David Payne: Top tips from Mr LinkedIn
1 Nov, 12 | by BMJ
In Copenhagen this week Richard Smith met Dr Twitter. In London I met Mr LinkedIn. Mark Williams (#mr_linkedin) describes himself as the UK’s leading independent LinkedIn trainer, helping individuals and organisations make the most of the professional network that now boasts 185m members worldwide, including 34,000 doctors at the last count. I went along to ask Williams, who was addressing an audience of publishers, why so many of my connections have started endorsing me lately. More about that later.
But first, some figures. Every second two people join LinkedIn, which was launched by Reid Hoffman in 2003 and is now a vibrant community where make connections, get business, undertake research, and join groups of likeminded professionals. More than half of its members live in the US. India is the second most popular country. It has 6m more members than the UK, but London is the most active city after San Francisco and New York, and Brazil is the fastest growing country.
As Williams reeled off these statistics to his audience of publishers I started to feel guilty that I don’t use LinkedIn more often (although people in the UK apparently use it more than in India).
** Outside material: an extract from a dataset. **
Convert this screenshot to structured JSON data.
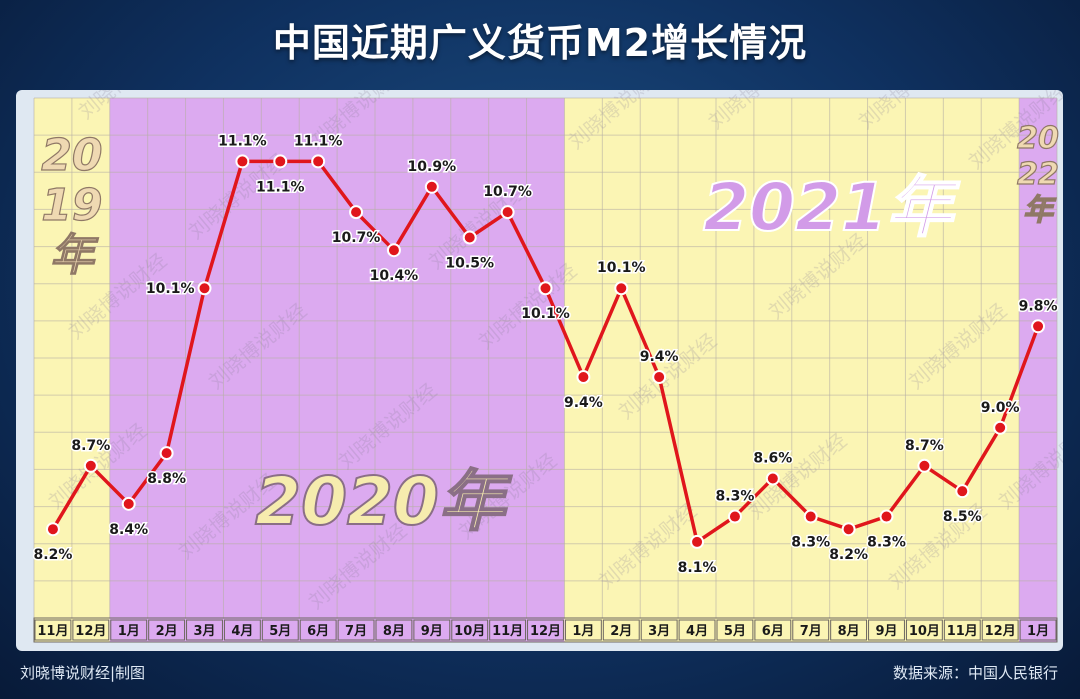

I’m one of 38,000 journalists on there, but I’ve never used it to find a job, research a story, or sell my services. Many of my BMJ Group colleagues working in sales and marketing, however, use it all the time. And today I was contacted by a US journalist who was interested in writing for the BMJ.
Williams is good at explaining what LinkedIn isn’t. It’s not a communication tool, like Twitter. Unlike Facebook, it’s not a social network for friends and family. Neither is it possible to stalk somebody on LinkedIn. This reassured me, because I still feel intrusive when I check out someone’s profile for no apparent reason, as it’s hard to do that anonymously. And Mark said that the point of LinkedIn as a business network is to let you know when somebody has checked you out.
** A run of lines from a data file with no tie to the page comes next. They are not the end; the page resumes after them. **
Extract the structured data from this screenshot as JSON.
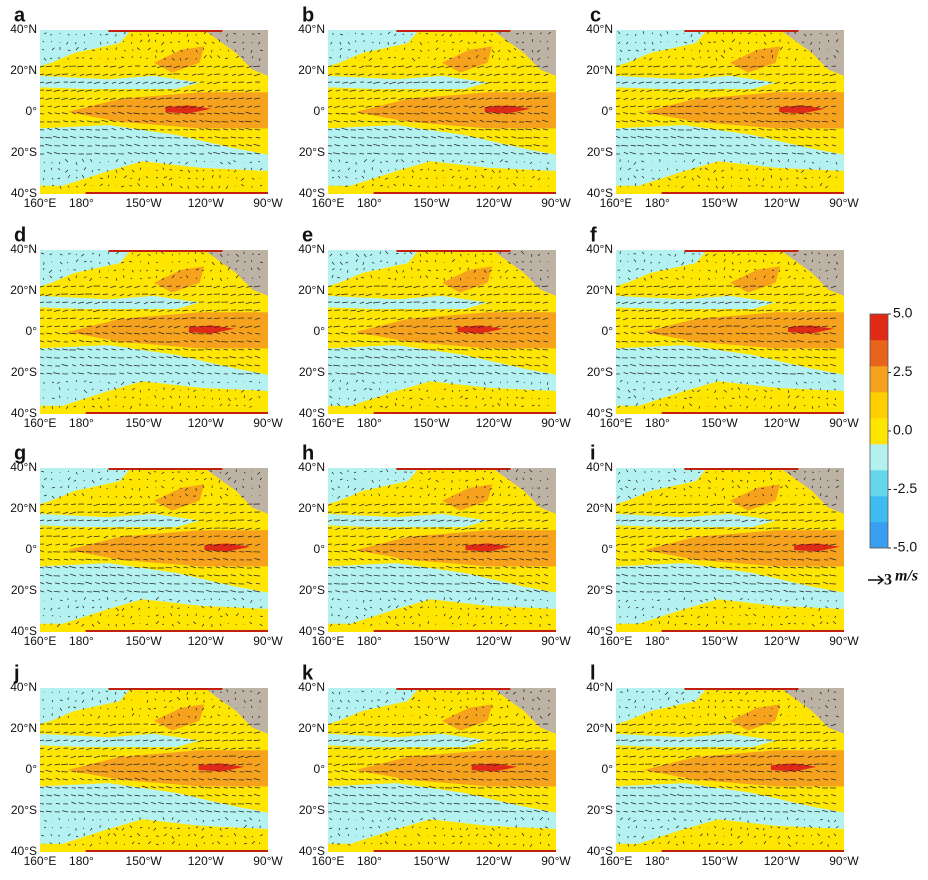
{
  "panels": [
    "a",
    "b",
    "c",
    "d",
    "e",
    "f",
    "g",
    "h",
    "i",
    "j",
    "k",
    "l"
  ],
  "lat_labels": [
    "40°N",
    "20°N",
    "0°",
    "20°S",
    "40°S"
  ],
  "lon_labels": [
    "160°E",
    "180°",
    "150°W",
    "120°W",
    "90°W"
  ],
  "colorbar": {
    "lim": [
      -5,
      5
    ],
    "ticks": [
      {
        "value": 5,
        "label": "5.0"
      },
      {
        "value": 2.5,
        "label": "2.5"
      },
      {
        "value": 0,
        "label": "0.0"
      },
      {
        "value": -2.5,
        "label": "-2.5"
      },
      {
        "value": -5,
        "label": "-5.0"
      }
    ],
    "colors": [
      "#3a9ef0",
      "#3cbcf0",
      "#66d8ee",
      "#b4f2f2",
      "#ffe600",
      "#ffd000",
      "#f7a21c",
      "#e8641a",
      "#e02a18"
    ]
  },
  "vector_key": {
    "value": "3",
    "unit": "m/s"
  }
}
I also realised it’s a mistake to see LinkedIn as a purely online network. Williams top “social selling” tip is to stop selling. “In a social meeting that’s the last thing you would do,” he said. Far better to make the connection (and ideally not with random strangers), build trust, and ideally talk on the phone or meet up.
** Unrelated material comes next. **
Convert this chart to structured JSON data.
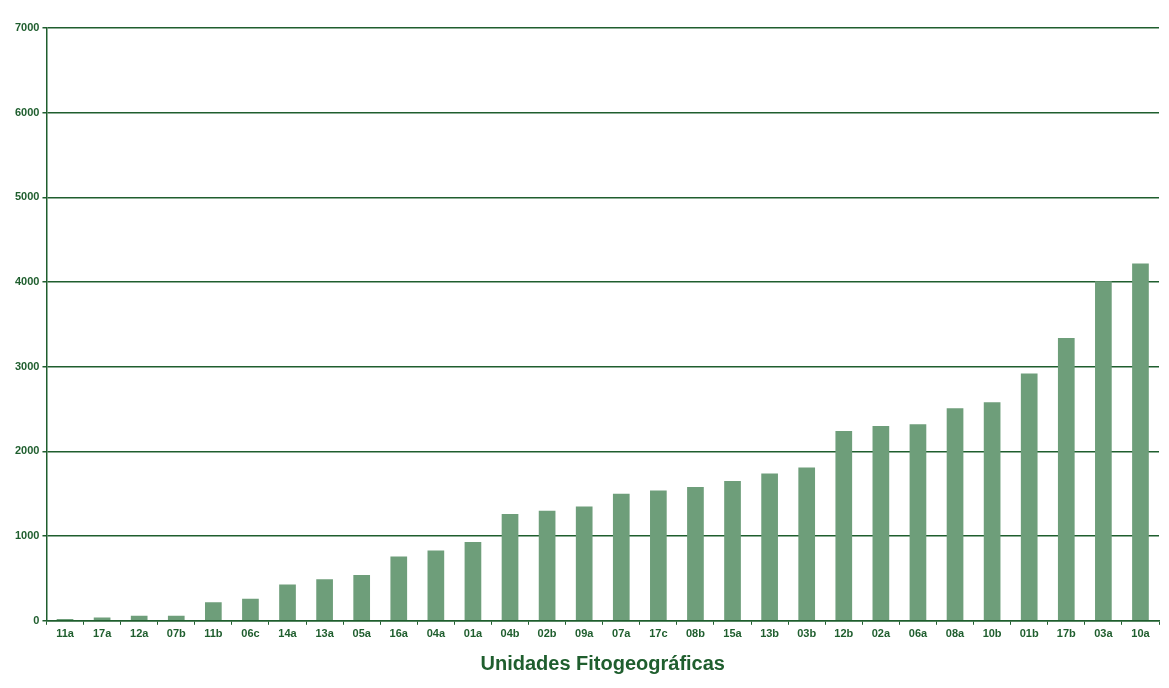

He also advised against changing your profile picture too often, likening it to your corporate identify or brand logo (which most successful companies change rarely).
I currently have just one recommendation on LinkedIn, and I reciprocated immediately by recommending that person back. This is not good, says Williams, since it looks as if two friends have “done a deal” to recommend each other. Procrastination is LinkedIn’s enemy. You agree to recommend someone, and only get round to doing it last thing on a Friday, when nobody is looking. Far better to do it in the morning or at lunchtime.
And unlike TripAdvisor and Amazon recommendations, a LinkedIn recommendation can be from someone you know and whose opinion you trust. This makes it infinitely more valuable if you’re hiring someone’s services.
Williams described “endorsements” as a less credible version of recommendations, and an example of how the network mixed up terminology. It certainly boosts engagement on the site. When I first started receiving these a few weeks back, I started visting more often, which is probably what LinkedIn had in mind.
Finally, LinkedIn has more than a million groups, but almost all of them have engagement levels of around 2%. Growing memberhip and engagement levels is hard work. This is perhaps best illustrated by searching LinkedIn for doctor entrepreneurs (the subject of a separate blog by Richard Smith this week, who feels strongly that we need more of them.) Yes, there is a LinkedIn Group, but it has just five members.